HC Deb 18 June 1912 vol 39 cc1494-5

asked the President of the Local Government Board whether his attention has been called to the experiments made by Professor Poncel, of Paris, when he is reported to have found that the perspiration of almost all tubercular patients contained germs of the disease and that, after the garments of these people returned from the laundry, they still contained traces of this disease; and whether he will issue instructions or pass the necesary legislation compelling every laundry to use a sterilising plant for every garment brought into a laundry?


My attention has been drawn to the experiments of Professor Poncel. The majority of the twenty-four experiments undertaken by him had a negative result. The apparently positive results would need considerable confirmation before it could be regarded as necessary or desirable to take action on the lines indicated in the question. I am advised that it would be unfortunate if, on the basis of limited experiments, an exaggerated view of the risk of infection in tuberculosis were to be entertained.


Has the right hon. Gentleman considered the advisability of all Members being fumigated before coming into the House?


Can the right hon. Gentleman say how many human beings are not tubercular in one form or another?


asked the President of the Board of Education whether he is aware that the school medical officers in Liverpool refer all actual or suspected cases of tuberculosis amongst school children to the Liverpool Chest Hospital for the purpose of being submitted to the Von Pirquet's inoculation test; whether he has sanctioned that practice; and, whether, having regard to the experimental and dangerous character of that test, he will give instructions that in future the consent of the parents of children must be obtained before it is applied?

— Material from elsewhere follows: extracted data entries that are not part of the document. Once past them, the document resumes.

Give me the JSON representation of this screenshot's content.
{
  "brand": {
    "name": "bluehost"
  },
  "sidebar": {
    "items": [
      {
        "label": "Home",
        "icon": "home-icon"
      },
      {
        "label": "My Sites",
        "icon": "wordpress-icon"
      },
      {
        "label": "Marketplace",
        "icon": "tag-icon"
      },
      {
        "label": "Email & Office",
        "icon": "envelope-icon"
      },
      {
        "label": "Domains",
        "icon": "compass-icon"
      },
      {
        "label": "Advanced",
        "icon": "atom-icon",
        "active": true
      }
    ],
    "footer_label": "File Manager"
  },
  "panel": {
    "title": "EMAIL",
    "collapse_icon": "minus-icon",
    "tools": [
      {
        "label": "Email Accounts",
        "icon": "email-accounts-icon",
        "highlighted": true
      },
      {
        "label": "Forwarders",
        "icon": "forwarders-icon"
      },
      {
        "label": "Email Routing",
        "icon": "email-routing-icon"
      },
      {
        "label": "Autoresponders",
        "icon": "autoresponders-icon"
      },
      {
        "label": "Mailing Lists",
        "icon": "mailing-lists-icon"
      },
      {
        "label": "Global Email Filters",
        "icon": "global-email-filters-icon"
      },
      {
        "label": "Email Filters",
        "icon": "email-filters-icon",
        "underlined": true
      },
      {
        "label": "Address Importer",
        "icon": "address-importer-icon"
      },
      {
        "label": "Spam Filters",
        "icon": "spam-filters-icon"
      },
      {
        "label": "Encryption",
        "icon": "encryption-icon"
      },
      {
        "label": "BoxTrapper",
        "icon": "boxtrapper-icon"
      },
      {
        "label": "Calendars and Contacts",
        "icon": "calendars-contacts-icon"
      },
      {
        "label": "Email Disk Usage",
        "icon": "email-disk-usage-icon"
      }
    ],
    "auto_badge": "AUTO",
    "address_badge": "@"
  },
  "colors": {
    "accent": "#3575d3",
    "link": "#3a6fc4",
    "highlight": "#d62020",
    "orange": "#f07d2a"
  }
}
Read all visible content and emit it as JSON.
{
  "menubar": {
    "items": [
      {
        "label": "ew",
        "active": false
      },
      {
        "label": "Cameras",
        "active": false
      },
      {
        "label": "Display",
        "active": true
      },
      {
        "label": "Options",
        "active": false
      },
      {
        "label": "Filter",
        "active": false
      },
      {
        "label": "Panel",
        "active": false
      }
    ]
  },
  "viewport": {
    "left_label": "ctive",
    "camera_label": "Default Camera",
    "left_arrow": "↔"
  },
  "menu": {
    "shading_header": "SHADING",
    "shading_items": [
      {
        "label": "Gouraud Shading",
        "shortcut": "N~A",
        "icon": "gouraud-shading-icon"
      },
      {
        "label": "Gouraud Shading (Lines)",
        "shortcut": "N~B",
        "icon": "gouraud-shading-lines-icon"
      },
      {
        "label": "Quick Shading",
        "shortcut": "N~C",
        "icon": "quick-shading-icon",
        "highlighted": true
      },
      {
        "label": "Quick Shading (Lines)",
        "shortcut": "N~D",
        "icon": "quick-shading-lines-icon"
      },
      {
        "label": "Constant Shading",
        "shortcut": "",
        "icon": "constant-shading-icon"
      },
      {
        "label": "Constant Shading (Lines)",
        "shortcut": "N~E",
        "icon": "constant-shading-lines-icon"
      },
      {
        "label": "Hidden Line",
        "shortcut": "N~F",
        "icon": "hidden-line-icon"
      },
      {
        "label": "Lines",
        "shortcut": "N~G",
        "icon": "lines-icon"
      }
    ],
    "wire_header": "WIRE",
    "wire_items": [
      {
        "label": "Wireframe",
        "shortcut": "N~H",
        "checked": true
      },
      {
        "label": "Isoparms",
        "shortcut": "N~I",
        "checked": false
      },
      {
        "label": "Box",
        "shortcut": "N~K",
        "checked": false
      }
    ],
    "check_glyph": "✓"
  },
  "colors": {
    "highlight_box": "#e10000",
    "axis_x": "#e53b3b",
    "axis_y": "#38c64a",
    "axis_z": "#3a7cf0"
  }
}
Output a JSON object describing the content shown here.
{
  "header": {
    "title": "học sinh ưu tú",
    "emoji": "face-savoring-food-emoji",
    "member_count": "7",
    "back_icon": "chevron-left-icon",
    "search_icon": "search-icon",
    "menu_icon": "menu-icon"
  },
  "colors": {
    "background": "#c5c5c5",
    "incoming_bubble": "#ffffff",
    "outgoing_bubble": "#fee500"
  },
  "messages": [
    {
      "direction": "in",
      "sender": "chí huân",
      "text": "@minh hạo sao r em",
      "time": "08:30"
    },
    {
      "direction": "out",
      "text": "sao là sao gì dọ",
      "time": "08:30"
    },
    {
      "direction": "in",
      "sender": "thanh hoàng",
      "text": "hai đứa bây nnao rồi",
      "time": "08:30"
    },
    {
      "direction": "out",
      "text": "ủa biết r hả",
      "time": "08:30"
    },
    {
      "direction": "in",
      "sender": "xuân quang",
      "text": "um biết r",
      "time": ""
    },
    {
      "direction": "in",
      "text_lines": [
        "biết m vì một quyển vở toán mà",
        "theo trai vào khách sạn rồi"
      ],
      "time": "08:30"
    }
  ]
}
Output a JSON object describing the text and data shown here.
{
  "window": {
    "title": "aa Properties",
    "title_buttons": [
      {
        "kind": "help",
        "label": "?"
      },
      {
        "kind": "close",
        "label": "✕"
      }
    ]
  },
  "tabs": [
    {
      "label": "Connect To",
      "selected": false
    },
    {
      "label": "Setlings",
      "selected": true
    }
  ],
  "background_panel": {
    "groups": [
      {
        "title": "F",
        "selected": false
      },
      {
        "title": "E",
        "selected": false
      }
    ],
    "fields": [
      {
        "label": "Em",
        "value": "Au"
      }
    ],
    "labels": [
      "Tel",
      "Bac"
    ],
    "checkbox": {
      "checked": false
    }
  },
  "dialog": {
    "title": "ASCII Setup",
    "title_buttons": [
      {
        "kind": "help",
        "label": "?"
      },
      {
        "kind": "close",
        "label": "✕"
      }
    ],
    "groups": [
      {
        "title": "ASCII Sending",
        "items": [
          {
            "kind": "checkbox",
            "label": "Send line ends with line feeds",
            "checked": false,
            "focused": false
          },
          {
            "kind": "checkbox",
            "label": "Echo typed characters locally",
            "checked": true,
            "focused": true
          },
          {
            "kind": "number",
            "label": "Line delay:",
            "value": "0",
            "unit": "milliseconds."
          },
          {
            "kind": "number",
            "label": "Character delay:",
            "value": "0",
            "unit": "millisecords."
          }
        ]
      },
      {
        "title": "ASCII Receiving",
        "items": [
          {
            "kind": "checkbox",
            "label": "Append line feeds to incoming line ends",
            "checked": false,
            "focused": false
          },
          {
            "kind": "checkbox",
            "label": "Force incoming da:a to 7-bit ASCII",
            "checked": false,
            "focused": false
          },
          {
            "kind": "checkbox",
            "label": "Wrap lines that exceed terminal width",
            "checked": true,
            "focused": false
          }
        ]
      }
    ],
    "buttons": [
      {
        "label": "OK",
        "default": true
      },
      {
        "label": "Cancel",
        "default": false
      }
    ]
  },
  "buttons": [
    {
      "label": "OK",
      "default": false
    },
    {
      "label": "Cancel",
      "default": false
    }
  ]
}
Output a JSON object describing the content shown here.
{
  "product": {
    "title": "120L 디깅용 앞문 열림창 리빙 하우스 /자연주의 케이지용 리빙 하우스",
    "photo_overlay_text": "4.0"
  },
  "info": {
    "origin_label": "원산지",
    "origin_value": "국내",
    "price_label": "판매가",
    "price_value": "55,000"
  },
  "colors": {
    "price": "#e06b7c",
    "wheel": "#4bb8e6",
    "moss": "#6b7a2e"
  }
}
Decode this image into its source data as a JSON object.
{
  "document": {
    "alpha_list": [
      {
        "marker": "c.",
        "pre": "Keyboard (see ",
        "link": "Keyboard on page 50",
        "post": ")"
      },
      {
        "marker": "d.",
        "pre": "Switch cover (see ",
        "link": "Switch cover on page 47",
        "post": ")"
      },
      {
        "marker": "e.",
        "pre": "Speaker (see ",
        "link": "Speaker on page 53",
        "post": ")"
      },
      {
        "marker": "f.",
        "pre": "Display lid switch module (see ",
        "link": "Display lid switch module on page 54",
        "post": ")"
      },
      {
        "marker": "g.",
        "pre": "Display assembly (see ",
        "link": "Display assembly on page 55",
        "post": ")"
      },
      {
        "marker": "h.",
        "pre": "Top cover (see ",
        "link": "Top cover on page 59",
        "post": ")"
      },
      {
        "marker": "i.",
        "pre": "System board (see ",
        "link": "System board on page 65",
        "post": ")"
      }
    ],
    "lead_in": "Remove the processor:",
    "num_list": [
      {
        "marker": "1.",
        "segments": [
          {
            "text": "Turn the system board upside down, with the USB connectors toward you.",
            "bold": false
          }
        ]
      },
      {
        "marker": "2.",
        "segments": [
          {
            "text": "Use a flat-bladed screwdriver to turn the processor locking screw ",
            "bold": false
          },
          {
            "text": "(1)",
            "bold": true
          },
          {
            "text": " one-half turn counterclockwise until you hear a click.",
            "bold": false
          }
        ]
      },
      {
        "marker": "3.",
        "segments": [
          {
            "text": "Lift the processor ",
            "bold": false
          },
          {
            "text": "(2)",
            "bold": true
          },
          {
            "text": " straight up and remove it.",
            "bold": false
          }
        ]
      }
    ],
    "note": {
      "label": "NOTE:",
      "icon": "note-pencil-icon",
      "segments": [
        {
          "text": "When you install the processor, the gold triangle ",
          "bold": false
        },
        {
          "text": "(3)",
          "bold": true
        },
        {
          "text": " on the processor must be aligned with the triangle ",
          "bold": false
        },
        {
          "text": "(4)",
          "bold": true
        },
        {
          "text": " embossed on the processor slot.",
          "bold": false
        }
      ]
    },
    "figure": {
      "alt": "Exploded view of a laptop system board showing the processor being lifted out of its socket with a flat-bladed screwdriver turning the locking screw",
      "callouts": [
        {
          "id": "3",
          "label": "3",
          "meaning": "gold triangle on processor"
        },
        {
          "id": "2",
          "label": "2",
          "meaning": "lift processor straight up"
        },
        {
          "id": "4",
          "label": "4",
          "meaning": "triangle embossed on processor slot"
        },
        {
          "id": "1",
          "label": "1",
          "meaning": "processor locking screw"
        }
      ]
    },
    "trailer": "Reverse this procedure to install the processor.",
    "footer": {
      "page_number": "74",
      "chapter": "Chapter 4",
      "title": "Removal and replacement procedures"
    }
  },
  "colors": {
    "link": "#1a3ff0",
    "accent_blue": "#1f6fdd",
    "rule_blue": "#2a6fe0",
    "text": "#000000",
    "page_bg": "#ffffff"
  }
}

I understand from the report of the school medical officer for Liverpool for 1910 that the facts are as stated in the first part of the question. The Board's sanction to the specific methods of medical inspection adopted by local education authorities is not required. I am informed that the test in question has been freely employed on the Continent for several years and has also been used in England, and that it does not appear to be dangerous or likely to cause physical harm. On general grounds, I think it is desirable that the nature of the test should be explained to parents and their consent secured before it is applied, and I shall be glad to make the suggestion to the local education authority.